Magistrado ResponsávelTELES PEREIRA
Data da Resolução31 de Maio de 2011
EmissorCourt of Appeal of Coimbra (Portugal)

Acordam na Secção Cível do Tribunal da Relação de Coimbra I – A Causa 1.

Em 7 de Novembro de 2007[1], R… e mulher, M… (AA. e Apelados) demandaram O… (R. e aqui Apelante)[2] invocando terem adquirido a esta, em 05/04/2005, um prédio urbano (uma moradia), sendo que no início do ano de 2007 detectaram o surgimento de diversos defeitos nessa moradia (designadamente rachas, infiltrações e diversas manchas de humidade), tendo comunicado esses desvalores à R. por carta de 10/07/2007 (trata-se do documento de fls. 19), sem que esta tenha desencadeado a sua reparação. Em função desta omissão da R. formulam os AA. os seguintes pedidos: “[…] [S]er a R. condenada: A) [a] Proceder a expensas suas às necessárias e urgentes obras de reparação do prédio […] eliminando todos os defeitos de construção denunciados […], ou à substituição do que não puder ser reparado; B) Que essas reparações e substituições tenham início 15 dias após o trânsito em julgado da decisão da presente acção; C) A pagar aos AA., a título de danos morais o valor de €1.500,00; […] Ou, se não proceder à reparação ser a R. condenada a:

  1. Pagar aos AA. a quantia de €26.800,00 acrescidos da taxa de IVA em vigor; B) Pagar os demais prejuízos resultantes da actualização dos preços constantes no orçamento junto e nos demais prejuízos resultantes dos demais defeitos que entretanto ocorreram e que se apurarão em liquidação de sentença; C) Pagar a quantia de €1.500,00, a título de danos não patrimoniais sofridos; D) Pagar os juros moratórios legais das referidas quantias desde a data da citação até integral pagamento; […]” [transcrição de fls. 7/8] 1.1.

A R. apresentou o seu articulado de contestação (fls. 30/35), deduzindo nele, desde logo, um incidente de intervenção principal provocada [artigo 325º do Código de Processo Civil (CPC)] de J… e da Sociedade de Construção Imobiliária H…, Lda.

(que, adiante-se, viriam a ser admitidos como Intervenientes acessórios a fls. 60/64), respectivamente empreiteiros da edificação (dito alvoramento) do prédio (o primeiro) e dos acabamentos e exteriores (a segunda), sendo que a R. funcionou, relativamente a estes dois intervenientes, aquando da construção da moradia, como dona da obra.

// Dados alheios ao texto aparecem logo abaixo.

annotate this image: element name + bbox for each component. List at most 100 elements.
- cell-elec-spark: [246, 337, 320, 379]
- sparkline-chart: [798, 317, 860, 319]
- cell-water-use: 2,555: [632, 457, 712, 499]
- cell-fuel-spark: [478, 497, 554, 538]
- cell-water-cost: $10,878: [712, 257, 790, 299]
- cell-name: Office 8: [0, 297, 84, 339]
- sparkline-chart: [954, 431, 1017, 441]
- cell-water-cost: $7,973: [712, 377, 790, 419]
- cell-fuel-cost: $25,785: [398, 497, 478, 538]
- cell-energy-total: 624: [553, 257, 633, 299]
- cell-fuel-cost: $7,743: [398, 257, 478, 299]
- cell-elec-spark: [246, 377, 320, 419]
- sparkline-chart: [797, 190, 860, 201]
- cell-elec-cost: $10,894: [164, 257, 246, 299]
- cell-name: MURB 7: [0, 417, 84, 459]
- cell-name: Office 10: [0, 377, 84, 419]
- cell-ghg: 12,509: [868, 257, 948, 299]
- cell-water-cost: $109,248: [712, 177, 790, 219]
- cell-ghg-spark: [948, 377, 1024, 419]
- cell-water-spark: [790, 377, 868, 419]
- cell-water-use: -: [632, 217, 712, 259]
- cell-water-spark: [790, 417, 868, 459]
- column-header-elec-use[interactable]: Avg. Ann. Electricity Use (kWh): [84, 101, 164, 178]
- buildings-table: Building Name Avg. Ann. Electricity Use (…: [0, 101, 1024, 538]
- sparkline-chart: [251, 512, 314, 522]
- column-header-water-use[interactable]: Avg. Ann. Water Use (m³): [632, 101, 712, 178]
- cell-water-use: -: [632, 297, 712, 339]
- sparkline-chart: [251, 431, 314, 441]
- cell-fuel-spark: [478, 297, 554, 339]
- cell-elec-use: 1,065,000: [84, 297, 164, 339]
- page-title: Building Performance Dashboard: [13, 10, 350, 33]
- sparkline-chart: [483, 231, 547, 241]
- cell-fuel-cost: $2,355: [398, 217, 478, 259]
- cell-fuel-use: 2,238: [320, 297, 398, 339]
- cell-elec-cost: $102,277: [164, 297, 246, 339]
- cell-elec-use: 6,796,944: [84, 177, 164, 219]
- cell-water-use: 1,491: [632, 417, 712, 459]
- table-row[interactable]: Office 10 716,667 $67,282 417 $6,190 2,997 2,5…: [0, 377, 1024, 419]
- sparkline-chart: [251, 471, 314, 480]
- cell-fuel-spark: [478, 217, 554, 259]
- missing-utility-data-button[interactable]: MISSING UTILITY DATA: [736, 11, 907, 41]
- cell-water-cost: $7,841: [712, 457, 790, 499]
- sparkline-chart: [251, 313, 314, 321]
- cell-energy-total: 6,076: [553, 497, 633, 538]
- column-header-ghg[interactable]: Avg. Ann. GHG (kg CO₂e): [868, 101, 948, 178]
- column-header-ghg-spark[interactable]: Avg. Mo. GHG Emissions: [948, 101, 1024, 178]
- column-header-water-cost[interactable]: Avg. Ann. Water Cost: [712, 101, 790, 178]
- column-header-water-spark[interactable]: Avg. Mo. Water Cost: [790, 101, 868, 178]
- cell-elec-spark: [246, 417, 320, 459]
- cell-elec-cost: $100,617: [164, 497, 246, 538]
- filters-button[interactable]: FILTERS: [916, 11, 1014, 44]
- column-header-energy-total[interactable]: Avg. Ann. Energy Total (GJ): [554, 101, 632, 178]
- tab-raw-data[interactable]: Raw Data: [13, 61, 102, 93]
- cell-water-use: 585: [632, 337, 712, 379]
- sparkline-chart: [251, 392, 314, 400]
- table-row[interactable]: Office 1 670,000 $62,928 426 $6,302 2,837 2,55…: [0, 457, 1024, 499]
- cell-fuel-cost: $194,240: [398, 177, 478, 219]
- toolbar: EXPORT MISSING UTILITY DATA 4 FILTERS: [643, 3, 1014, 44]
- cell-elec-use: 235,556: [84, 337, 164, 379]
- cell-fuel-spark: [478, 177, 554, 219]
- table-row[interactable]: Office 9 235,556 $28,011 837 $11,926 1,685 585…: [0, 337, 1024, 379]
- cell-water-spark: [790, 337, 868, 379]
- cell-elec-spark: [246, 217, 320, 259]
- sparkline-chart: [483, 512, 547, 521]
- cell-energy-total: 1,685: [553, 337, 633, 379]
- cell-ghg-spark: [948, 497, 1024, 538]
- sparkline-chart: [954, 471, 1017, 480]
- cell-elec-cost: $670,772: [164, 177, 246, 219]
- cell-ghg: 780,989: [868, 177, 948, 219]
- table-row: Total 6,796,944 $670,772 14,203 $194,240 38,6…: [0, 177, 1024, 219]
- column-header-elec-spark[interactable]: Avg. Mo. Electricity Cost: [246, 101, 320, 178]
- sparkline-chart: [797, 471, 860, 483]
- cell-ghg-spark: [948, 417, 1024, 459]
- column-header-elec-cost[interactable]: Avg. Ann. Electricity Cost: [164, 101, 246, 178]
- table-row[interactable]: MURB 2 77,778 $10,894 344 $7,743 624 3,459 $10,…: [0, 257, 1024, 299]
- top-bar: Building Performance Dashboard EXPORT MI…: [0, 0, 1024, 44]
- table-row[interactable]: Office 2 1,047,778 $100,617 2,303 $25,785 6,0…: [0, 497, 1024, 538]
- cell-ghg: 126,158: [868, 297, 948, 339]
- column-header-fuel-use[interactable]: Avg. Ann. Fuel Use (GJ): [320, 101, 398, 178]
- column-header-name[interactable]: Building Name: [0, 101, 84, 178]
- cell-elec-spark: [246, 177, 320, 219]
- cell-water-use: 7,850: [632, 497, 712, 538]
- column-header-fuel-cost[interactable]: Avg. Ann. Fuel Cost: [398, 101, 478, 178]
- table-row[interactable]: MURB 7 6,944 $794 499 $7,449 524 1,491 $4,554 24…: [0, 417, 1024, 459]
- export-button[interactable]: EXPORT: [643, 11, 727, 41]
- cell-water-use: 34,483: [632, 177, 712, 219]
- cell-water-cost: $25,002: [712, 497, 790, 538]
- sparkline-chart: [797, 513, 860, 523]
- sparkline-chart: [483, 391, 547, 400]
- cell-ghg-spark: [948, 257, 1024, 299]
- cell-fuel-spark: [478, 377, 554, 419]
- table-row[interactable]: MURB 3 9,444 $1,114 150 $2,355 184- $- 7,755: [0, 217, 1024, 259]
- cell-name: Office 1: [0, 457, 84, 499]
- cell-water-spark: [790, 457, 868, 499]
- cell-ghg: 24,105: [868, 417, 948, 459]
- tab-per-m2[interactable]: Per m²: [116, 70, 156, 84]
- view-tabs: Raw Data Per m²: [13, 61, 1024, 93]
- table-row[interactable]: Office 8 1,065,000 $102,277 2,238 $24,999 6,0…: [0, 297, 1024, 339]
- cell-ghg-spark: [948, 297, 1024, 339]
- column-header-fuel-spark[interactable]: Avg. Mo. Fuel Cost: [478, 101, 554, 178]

Paralelamente, quanto à venda do prédio aos AA., negou a R. qualquer responsabilidade pelos defeitos invocados e o conhecimento dos mesmos à data dessa venda.

1.2.

Findos os articulados – incluíram estes um articulado próprio do Interveniente acessório J… (fls. 68/70)[3] –, foram os autos objecto de saneamento e condensação prosseguindo para o julgamento que se mostra documentado a fls. 169/174.

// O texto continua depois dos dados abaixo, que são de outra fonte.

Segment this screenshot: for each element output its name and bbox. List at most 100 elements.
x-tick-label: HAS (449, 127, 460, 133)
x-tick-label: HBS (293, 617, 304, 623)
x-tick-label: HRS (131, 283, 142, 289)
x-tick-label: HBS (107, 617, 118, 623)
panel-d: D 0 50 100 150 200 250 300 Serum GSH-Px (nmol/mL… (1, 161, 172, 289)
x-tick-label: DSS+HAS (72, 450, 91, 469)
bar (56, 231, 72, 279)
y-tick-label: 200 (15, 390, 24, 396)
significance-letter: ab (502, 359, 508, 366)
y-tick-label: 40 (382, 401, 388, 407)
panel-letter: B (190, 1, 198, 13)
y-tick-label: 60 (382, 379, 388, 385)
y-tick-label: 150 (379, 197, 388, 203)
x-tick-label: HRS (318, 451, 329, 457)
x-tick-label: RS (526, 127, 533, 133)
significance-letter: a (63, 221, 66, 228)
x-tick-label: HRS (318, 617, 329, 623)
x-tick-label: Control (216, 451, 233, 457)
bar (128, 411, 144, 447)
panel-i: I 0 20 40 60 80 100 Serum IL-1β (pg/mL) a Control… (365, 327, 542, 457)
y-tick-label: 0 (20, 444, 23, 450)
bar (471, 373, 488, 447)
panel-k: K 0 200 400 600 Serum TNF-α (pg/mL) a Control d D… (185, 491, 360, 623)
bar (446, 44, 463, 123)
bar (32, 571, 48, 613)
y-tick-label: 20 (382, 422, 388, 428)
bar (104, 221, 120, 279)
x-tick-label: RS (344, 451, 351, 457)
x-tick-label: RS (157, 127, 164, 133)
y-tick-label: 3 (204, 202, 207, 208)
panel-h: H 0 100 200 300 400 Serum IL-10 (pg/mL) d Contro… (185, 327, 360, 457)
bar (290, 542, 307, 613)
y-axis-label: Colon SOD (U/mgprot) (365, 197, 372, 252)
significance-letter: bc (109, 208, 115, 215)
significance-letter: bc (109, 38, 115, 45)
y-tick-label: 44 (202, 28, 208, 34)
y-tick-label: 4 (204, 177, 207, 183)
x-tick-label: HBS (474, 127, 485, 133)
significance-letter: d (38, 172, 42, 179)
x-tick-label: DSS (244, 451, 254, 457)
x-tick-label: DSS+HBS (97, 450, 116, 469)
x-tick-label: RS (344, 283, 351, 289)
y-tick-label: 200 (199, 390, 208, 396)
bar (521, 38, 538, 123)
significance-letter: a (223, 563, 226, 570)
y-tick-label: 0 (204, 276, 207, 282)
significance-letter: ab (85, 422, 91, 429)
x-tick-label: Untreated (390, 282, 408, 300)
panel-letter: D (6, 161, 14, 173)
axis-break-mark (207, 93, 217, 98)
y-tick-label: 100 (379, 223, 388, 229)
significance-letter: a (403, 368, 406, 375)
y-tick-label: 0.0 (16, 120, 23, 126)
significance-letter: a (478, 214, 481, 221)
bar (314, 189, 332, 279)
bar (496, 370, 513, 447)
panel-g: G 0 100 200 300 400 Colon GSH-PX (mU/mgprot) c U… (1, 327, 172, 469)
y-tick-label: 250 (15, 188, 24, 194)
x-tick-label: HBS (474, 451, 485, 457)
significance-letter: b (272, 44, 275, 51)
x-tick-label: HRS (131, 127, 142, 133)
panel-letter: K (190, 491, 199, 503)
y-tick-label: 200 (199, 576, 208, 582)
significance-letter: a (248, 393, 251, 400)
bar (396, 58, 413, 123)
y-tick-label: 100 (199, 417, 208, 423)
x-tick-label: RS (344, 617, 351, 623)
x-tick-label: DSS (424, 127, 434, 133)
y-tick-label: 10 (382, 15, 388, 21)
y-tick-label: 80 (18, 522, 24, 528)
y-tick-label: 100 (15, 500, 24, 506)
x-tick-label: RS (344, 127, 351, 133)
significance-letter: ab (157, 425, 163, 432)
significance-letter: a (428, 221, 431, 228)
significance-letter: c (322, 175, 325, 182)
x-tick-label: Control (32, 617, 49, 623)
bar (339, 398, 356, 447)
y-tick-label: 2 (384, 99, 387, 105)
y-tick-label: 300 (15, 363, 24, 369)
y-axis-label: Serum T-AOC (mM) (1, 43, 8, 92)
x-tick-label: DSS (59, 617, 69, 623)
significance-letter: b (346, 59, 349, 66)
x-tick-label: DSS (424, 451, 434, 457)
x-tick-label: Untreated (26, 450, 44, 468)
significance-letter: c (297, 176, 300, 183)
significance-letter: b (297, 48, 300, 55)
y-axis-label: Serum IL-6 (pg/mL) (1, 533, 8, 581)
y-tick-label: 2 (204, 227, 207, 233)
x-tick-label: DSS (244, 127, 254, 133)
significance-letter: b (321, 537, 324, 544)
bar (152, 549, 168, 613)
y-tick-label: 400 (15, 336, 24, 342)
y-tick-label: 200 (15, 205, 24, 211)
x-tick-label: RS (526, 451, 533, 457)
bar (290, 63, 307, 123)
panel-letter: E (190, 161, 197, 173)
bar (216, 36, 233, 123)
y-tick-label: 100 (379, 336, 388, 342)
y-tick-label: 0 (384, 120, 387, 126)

Findo este, depois de terem sido fixados os factos provados por referência às questões indicadas na base instrutória (despacho de fls. 175/176), foi a acção julgada parcialmente procedente através da Sentença de fls. 192/208 – esta constitui a decisão objecto do presente recurso – cujo pronunciamento decisório final se expressou nos seguintes termos: “[…] a) [C]ondenamos a R. a realizar as obras necessárias à eliminação dos defeitos descritos em II.10 a II.12 ou à substituição do que não for possível de reparação, no prazo de 15 dias após o trânsito em julgado da sentença.

  1. [C]ondenamos a R. a pagar aos AA., a título de indemnização por danos não patrimoniais, a quantia de €1.500,00.

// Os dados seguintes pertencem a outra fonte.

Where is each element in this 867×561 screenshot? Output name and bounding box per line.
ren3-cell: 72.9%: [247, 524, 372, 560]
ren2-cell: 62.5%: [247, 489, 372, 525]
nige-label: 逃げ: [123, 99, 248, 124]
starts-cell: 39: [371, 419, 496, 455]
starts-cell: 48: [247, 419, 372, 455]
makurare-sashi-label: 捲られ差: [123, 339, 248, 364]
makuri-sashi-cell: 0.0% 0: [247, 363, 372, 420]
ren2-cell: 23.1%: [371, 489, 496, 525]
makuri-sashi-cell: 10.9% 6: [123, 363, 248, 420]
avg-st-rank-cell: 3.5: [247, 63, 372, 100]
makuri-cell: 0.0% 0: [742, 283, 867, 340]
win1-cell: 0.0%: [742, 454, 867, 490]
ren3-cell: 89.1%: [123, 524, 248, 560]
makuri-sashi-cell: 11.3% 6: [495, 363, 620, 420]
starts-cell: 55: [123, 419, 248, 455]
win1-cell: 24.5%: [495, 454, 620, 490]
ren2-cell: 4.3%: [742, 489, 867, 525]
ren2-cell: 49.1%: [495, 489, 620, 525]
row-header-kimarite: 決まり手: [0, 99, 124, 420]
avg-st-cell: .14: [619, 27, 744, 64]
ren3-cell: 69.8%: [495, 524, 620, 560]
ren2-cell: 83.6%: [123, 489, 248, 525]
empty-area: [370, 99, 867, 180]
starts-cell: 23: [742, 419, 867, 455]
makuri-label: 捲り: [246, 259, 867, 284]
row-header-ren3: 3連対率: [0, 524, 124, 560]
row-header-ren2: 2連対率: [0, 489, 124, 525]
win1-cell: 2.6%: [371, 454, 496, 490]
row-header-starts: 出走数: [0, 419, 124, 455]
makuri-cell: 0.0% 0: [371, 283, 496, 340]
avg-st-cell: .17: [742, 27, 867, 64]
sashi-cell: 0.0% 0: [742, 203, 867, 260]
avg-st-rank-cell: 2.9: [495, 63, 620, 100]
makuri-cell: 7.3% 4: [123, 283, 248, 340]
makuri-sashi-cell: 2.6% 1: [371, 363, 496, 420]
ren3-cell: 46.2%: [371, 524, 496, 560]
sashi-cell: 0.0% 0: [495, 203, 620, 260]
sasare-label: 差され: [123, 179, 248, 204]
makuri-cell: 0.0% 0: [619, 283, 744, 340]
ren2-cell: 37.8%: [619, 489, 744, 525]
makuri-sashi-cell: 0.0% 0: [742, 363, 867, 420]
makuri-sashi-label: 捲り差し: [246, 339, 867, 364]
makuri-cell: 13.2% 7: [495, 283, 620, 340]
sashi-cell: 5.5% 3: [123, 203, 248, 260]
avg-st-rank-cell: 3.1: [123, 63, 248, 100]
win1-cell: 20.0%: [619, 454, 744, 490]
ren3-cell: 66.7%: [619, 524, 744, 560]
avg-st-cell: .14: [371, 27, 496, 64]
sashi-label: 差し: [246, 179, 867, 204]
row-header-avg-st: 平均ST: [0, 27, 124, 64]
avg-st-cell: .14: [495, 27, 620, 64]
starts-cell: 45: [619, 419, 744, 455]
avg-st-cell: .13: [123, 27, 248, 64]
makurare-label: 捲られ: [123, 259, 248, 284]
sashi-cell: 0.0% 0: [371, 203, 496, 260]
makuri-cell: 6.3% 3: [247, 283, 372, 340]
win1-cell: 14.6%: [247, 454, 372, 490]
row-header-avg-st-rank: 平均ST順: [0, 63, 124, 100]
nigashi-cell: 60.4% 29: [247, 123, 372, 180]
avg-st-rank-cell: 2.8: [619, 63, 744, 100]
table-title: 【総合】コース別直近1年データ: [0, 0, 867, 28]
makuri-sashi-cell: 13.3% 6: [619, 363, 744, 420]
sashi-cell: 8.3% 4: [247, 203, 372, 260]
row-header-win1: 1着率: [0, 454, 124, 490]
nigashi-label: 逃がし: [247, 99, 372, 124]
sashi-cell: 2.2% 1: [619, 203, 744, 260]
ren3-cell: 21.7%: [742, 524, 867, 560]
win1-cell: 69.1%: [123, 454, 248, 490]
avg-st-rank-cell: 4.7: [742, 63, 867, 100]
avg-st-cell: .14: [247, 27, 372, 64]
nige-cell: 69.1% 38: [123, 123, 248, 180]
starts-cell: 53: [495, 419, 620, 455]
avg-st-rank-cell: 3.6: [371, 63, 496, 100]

  2. [A]bsolvemos no mais a R.

[…]” [transcrição de fls. 207] 1.3.

Inconformada, interpôs a R. o presente recurso motivando-o a fls. 215/233, rematando tal peça processual com as conclusões que ora se transcrevem: “[…] [transcrição de fls. 230/232] II – Fundamentação 2.

Caracterizado que foi, no antecedente item, o processo nas suas incidências gerais, importa ter presente que as conclusões acima transcritas, formuladas pela Apelante, operaram a delimitação temática do objecto deste recurso (artigos 684º, nº 3 e 690º, nº 1, ambos do CPC).

Visa a Apelante alcançar, por via deste recurso, o reconhecimento, enquanto elemento de bloqueio do direito dos AA. a obter dela (vendedora) a reparação dos defeitos supervenientemente detectados na moradia, da situação prevista no trecho final do artigo 914º do Código Civil (CC): “[o] comprador tem direito de exigir do vendedor a reparação da coisa […]; mas esta obrigação não existe, se o vendedor desconhecia sem culpa o vício ou a falta de qualidade de que a coisa padece” (sublinha-se aqui o trecho em causa).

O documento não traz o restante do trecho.